Rarely have so many earned so much for so long. That sums up the performance record for the broad asset classes. By almost any measure, the past five years have been extraordinary. Rarely has everything run higher, year after year, and posted robust gains in the process.
One might think that the party would be showing signs of age after such an astonishing track record. But as our table below suggests, momentum in its upward form remains the dominant force in the markets this year--again. Indeed, red ink has been banished from the list.
Debating how long red will continue to be conspicuous in its absence from the performance tally should be topic number one for strategic-minded investors. By extension, one can reasonably question how long the mother's milk of this bull era will last, namely, liquidity, which has been exploding globally for some time now.
Of course, such topics have proven to be losers in recent history for the simple reason that taking on more risk has proven to be the winning concoction. Staying the course and committing more money to markets around the globe promises to remain the winning strategy, we're told by more than a few bulls. Perhaps they're right. We certainly continue to own a diversified portfolio, albeit one that's continually biased toward less rather than more risk as time goes by.
Nonetheless, full-blown discussions of risk are rare. Such is the power of bull markets, especially those that have been around for a while. Risk, by contrast, couldn't get arrested if it tried.
But as students of market history know, there is no return without risk, no bull without bear. The great unknown, as always, is the timing. On that we can offer no insight other than to opine that the cycle will one day turn, that the peak is closer today than it was yesterday, and will be closer tomorrow than it was today.
With that in mind, there are two basic paths one could choose. The first, which we wholeheartedly renounce, is to declare that a new era has dawned and that corrections of any magnitude or length are the stuff of history. The alternative is to assume that cycles remain intact, however the majority of the past few years appears to contradict such thinking.
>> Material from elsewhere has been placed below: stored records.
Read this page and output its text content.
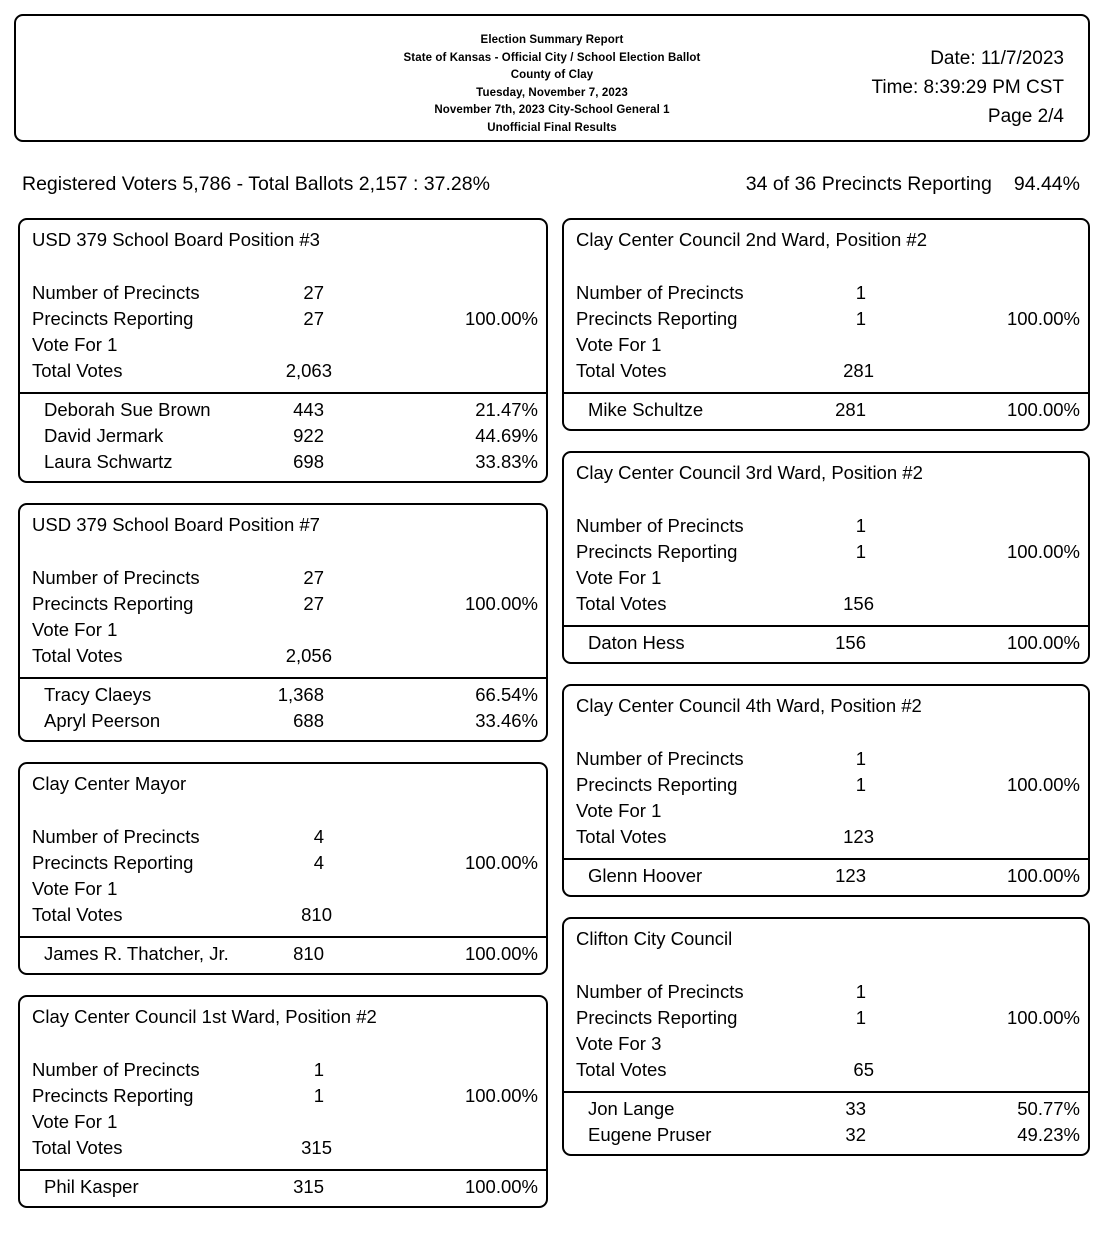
Election Summary Report
State of Kansas - Official City / School Election Ballot
County of Clay
Tuesday, November 7, 2023
November 7th, 2023 City-School General 1
Unofficial Final Results
Date: 11/7/2023
Time: 8:39:29 PM CST
Page 2/4
Registered Voters 5,786 - Total Ballots 2,157 : 37.28%	34 of 36 Precincts Reporting 94.44%
USD 379 School Board Position #3
Number of Precincts	27
Precincts Reporting	27	100.00%
Vote For 1
Total Votes	2,063
Deborah Sue Brown	443	21.47%
David Jermark	922	44.69%
Laura Schwartz	698	33.83%
USD 379 School Board Position #7
Number of Precincts	27
Precincts Reporting	27	100.00%
Vote For 1
Total Votes	2,056
Tracy Claeys	1,368	66.54%
Apryl Peerson	688	33.46%
Clay Center Mayor
Number of Precincts	4
Precincts Reporting	4	100.00%
Vote For 1
Total Votes	810
James R. Thatcher, Jr.	810	100.00%
Clay Center Council 1st Ward, Position #2
Number of Precincts	1
Precincts Reporting	1	100.00%
Vote For 1
Total Votes	315
Phil Kasper	315	100.00%
Clay Center Council 2nd Ward, Position #2
Number of Precincts	1
Precincts Reporting	1	100.00%
Vote For 1
Total Votes	281
Mike Schultze	281	100.00%
Clay Center Council 3rd Ward, Position #2
Number of Precincts	1
Precincts Reporting	1	100.00%
Vote For 1
Total Votes	156
Daton Hess	156	100.00%
Clay Center Council 4th Ward, Position #2
Number of Precincts	1
Precincts Reporting	1	100.00%
Vote For 1
Total Votes	123
Glenn Hoover	123	100.00%
Clifton City Council
Number of Precincts	1
Precincts Reporting	1	100.00%
Vote For 3
Total Votes	65
Jon Lange	33	50.77%
Eugene Pruser	32	49.23%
We offer no proof in defense of the latter, except to point to the repeated rise and fall of markets over the course of time. That, of course, opens us to the charge of using history as a guide to the future. As such, we confess our guilt on that score. Our only explanation is that we are otherwise blind. Flawed though the past is for reading the future, it's all we have.
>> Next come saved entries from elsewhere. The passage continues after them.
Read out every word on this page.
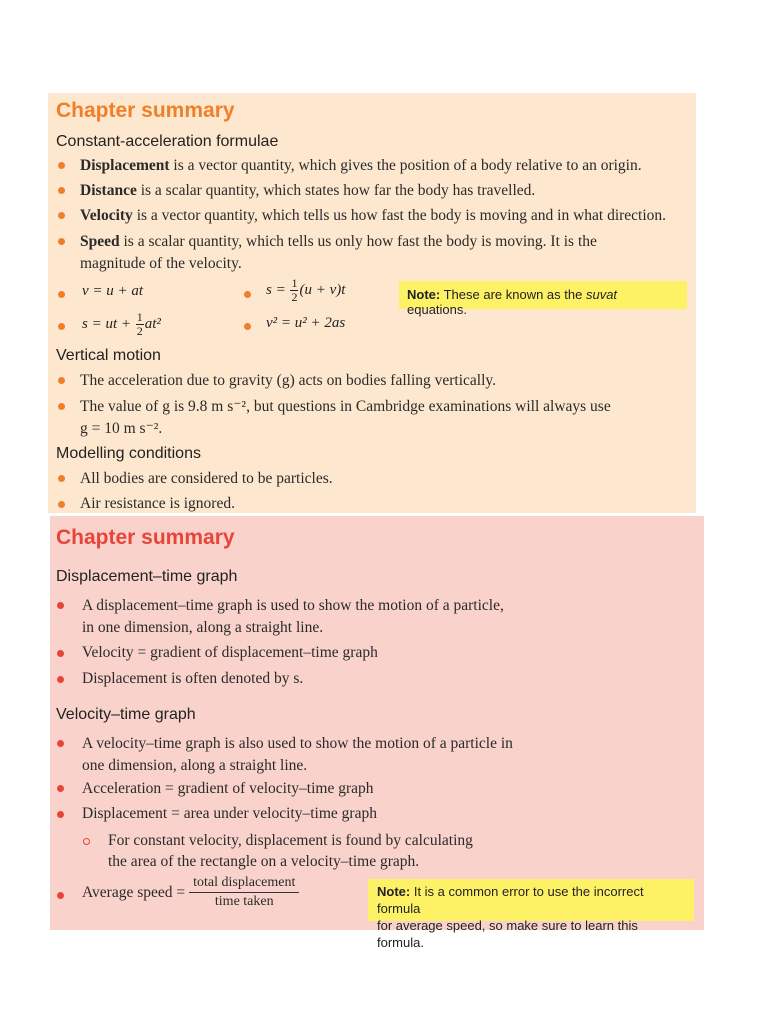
Chapter summary
Constant-acceleration formulae
Displacement is a vector quantity, which gives the position of a body relative to an origin.
Distance is a scalar quantity, which states how far the body has travelled.
Velocity is a vector quantity, which tells us how fast the body is moving and in what direction.
Speed is a scalar quantity, which tells us only how fast the body is moving. It is the
magnitude of the velocity.
v = u + at	$s = \frac{1}{2} (u + v)t$	Note: These are known as the suvat equations.
s = ut + $\frac{1}{2} at^2$	v² = u² + 2as
Vertical motion
The acceleration due to gravity (g) acts on bodies falling vertically.
The value of g is 9.8 m s⁻², but questions in Cambridge examinations will always use
g = 10 m s⁻².
Modelling conditions
All bodies are considered to be particles.
Air resistance is ignored.
Chapter summary
Displacement–time graph
A displacement–time graph is used to show the motion of a particle,
in one dimension, along a straight line.
Velocity = gradient of displacement–time graph
Displacement is often denoted by s.
Velocity–time graph
A velocity–time graph is also used to show the motion of a particle in
one dimension, along a straight line.
Acceleration = gradient of velocity–time graph
Displacement = area under velocity–time graph
For constant velocity, displacement is found by calculating
the area of the rectangle on a velocity–time graph.
Average speed =
total displacement
time taken
Note: It is a common error to use the incorrect formula
for average speed, so make sure to learn this formula.
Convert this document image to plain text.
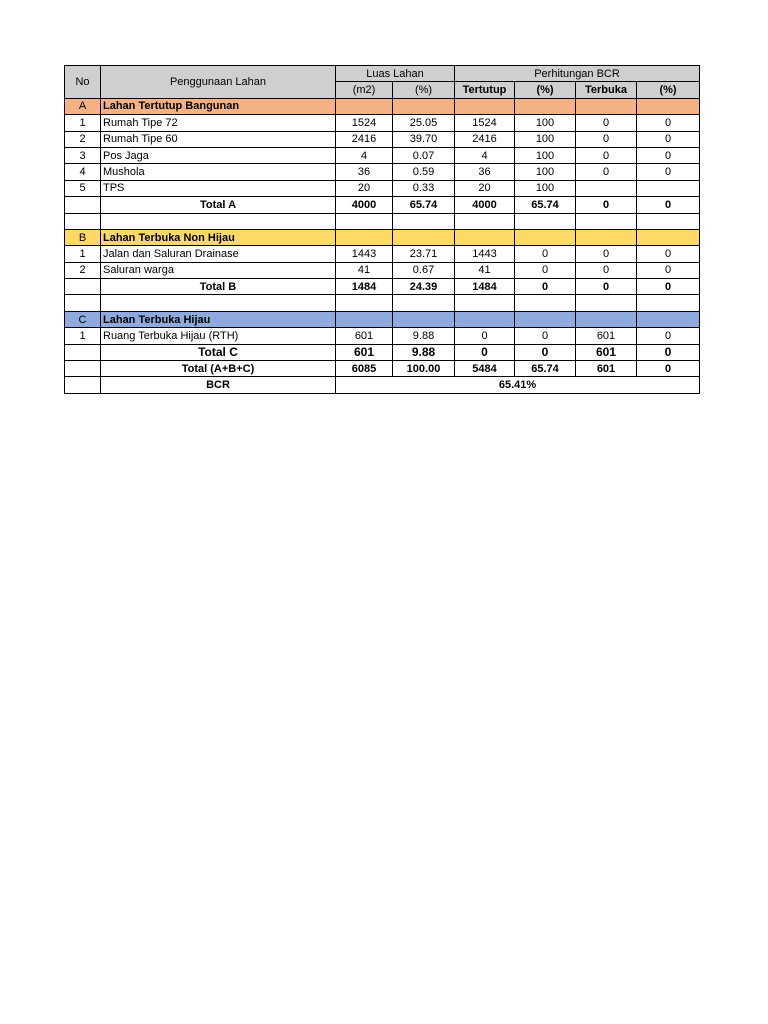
No	Penggunaan Lahan	Luas Lahan		Perhitungan BCR			
		(m2)	(%)	Tertutup	(%)	Terbuka	(%)
A	Lahan Tertutup Bangunan						
1	Rumah Tipe 72	1524	25.05	1524	100	0	0
2	Rumah Tipe 60	2416	39.70	2416	100	0	0
3	Pos Jaga	4	0.07	4	100	0	0
4	Mushola	36	0.59	36	100	0	0
5	TPS	20	0.33	20	100		
	Total A	4000	65.74	4000	65.74	0	0

B	Lahan Terbuka Non Hijau						
1	Jalan dan Saluran Drainase	1443	23.71	1443	0	0	0
2	Saluran warga	41	0.67	41	0	0	0
	Total B	1484	24.39	1484	0	0	0

C	Lahan Terbuka Hijau						
1	Ruang Terbuka Hijau (RTH)	601	9.88	0	0	601	0
	Total C	601	9.88	0	0	601	0
	Total (A+B+C)	6085	100.00	5484	65.74	601	0
	BCR	65.41%					
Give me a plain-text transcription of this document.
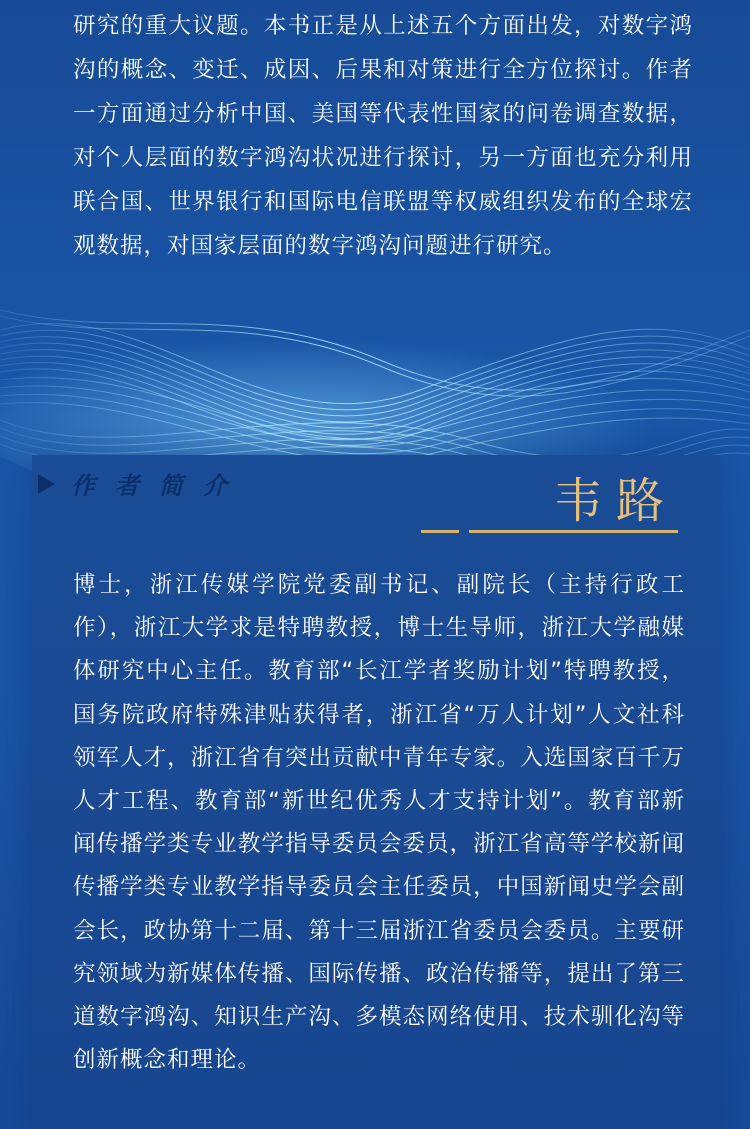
研究的重大议题。本书正是从上述五个方面出发，对数字鸿沟的概念、变迁、成因、后果和对策进行全方位探讨。作者一方面通过分析中国、美国等代表性国家的问卷调查数据，对个人层面的数字鸿沟状况进行探讨，另一方面也充分利用联合国、世界银行和国际电信联盟等权威组织发布的全球宏观数据，对国家层面的数字鸿沟问题进行研究。

作者简介	韦路

博士，浙江传媒学院党委副书记、副院长（主持行政工作），浙江大学求是特聘教授，博士生导师，浙江大学融媒体研究中心主任。教育部“长江学者奖励计划”特聘教授，国务院政府特殊津贴获得者，浙江省“万人计划”人文社科领军人才，浙江省有突出贡献中青年专家。入选国家百千万人才工程、教育部“新世纪优秀人才支持计划”。教育部新闻传播学类专业教学指导委员会委员，浙江省高等学校新闻传播学类专业教学指导委员会主任委员，中国新闻史学会副会长，政协第十二届、第十三届浙江省委员会委员。主要研究领域为新媒体传播、国际传播、政治传播等，提出了第三道数字鸿沟、知识生产沟、多模态网络使用、技术驯化沟等创新概念和理论。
For those who agree, and are inclined to act accordingly, we point you to recent research by one Mebane Faber, currently managing director and portfolio manager at Cambria Investment Management in Los Angeles. Mr. Faber has crunched a considerable amount of market history for a paper titled "A Quantitative Approach to Tactical Asset Allocation," which can be read here and also in the Spring issue of The Journal of Wealth Management.
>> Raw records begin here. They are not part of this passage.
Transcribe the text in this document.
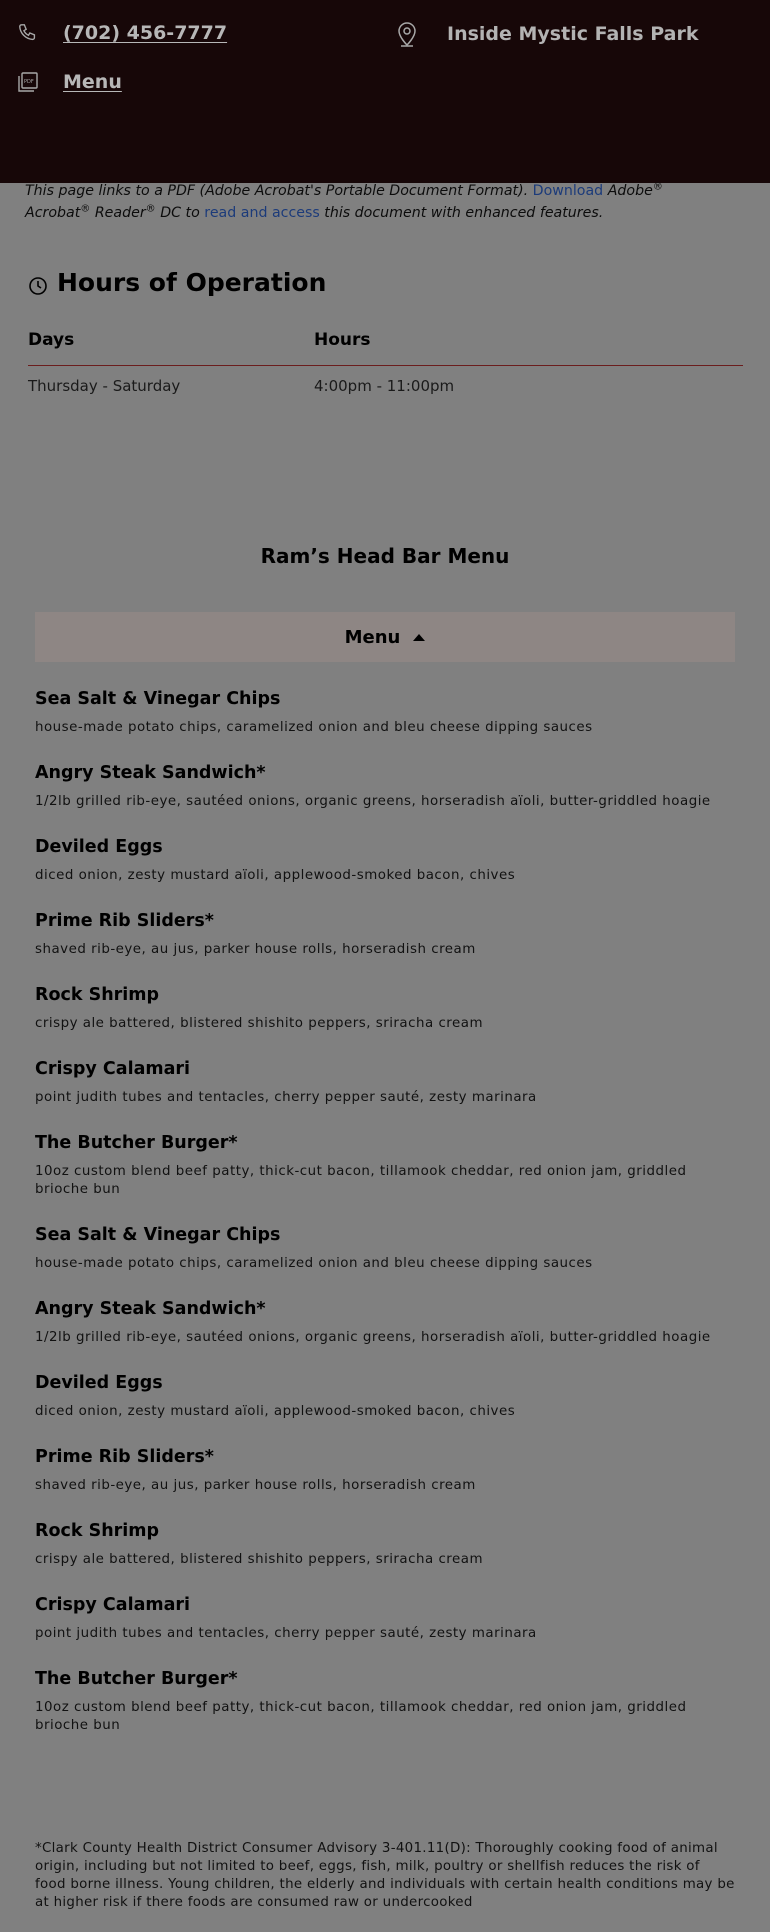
(702) 456-7777	Inside Mystic Falls Park
PDF Menu
This page links to a PDF (Adobe Acrobat's Portable Document Format). Download Adobe® Acrobat® Reader® DC to read and access this document with enhanced features.
Hours of Operation
Days	Hours
Thursday - Saturday	4:00pm - 11:00pm
Ram’s Head Bar Menu
Menu
Sea Salt & Vinegar Chips
house-made potato chips, caramelized onion and bleu cheese dipping sauces
Angry Steak Sandwich*
1/2lb grilled rib-eye, sautéed onions, organic greens, horseradish aïoli, butter-griddled hoagie
Deviled Eggs
diced onion, zesty mustard aïoli, applewood-smoked bacon, chives
Prime Rib Sliders*
shaved rib-eye, au jus, parker house rolls, horseradish cream
Rock Shrimp
crispy ale battered, blistered shishito peppers, sriracha cream
Crispy Calamari
point judith tubes and tentacles, cherry pepper sauté, zesty marinara
The Butcher Burger*
10oz custom blend beef patty, thick-cut bacon, tillamook cheddar, red onion jam, griddled brioche bun
Sea Salt & Vinegar Chips
house-made potato chips, caramelized onion and bleu cheese dipping sauces
Angry Steak Sandwich*
1/2lb grilled rib-eye, sautéed onions, organic greens, horseradish aïoli, butter-griddled hoagie
Deviled Eggs
diced onion, zesty mustard aïoli, applewood-smoked bacon, chives
Prime Rib Sliders*
shaved rib-eye, au jus, parker house rolls, horseradish cream
Rock Shrimp
crispy ale battered, blistered shishito peppers, sriracha cream
Crispy Calamari
point judith tubes and tentacles, cherry pepper sauté, zesty marinara
The Butcher Burger*
10oz custom blend beef patty, thick-cut bacon, tillamook cheddar, red onion jam, griddled brioche bun
*Clark County Health District Consumer Advisory 3-401.11(D): Thoroughly cooking food of animal origin, including but not limited to beef, eggs, fish, milk, poultry or shellfish reduces the risk of food borne illness. Young children, the elderly and individuals with certain health conditions may be at higher risk if there foods are consumed raw or undercooked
Among the paper's insights is the familiar counsel that diversifying across asset classes, selling in bull markets and buying in bear markets enhances risk-adjusted returns. The result comes primarily by reducing risk rather than elevating return, the research finds, echoing what others have said over the years.
If nothing else, the paper adds to the growing body of literature that argues for owning a mix of assets and re-balancing when the respective weights of those assets move to extremes. Alas, everything now seems engulfed in one of those extreme moments. History offers precious little context for navigating in these waters. Perhaps then, it's time to reconsider the original zero-correlation asset class: cash. No, it won't make you rich, but its prospects for risk reduction are looking more alluring with each passing day.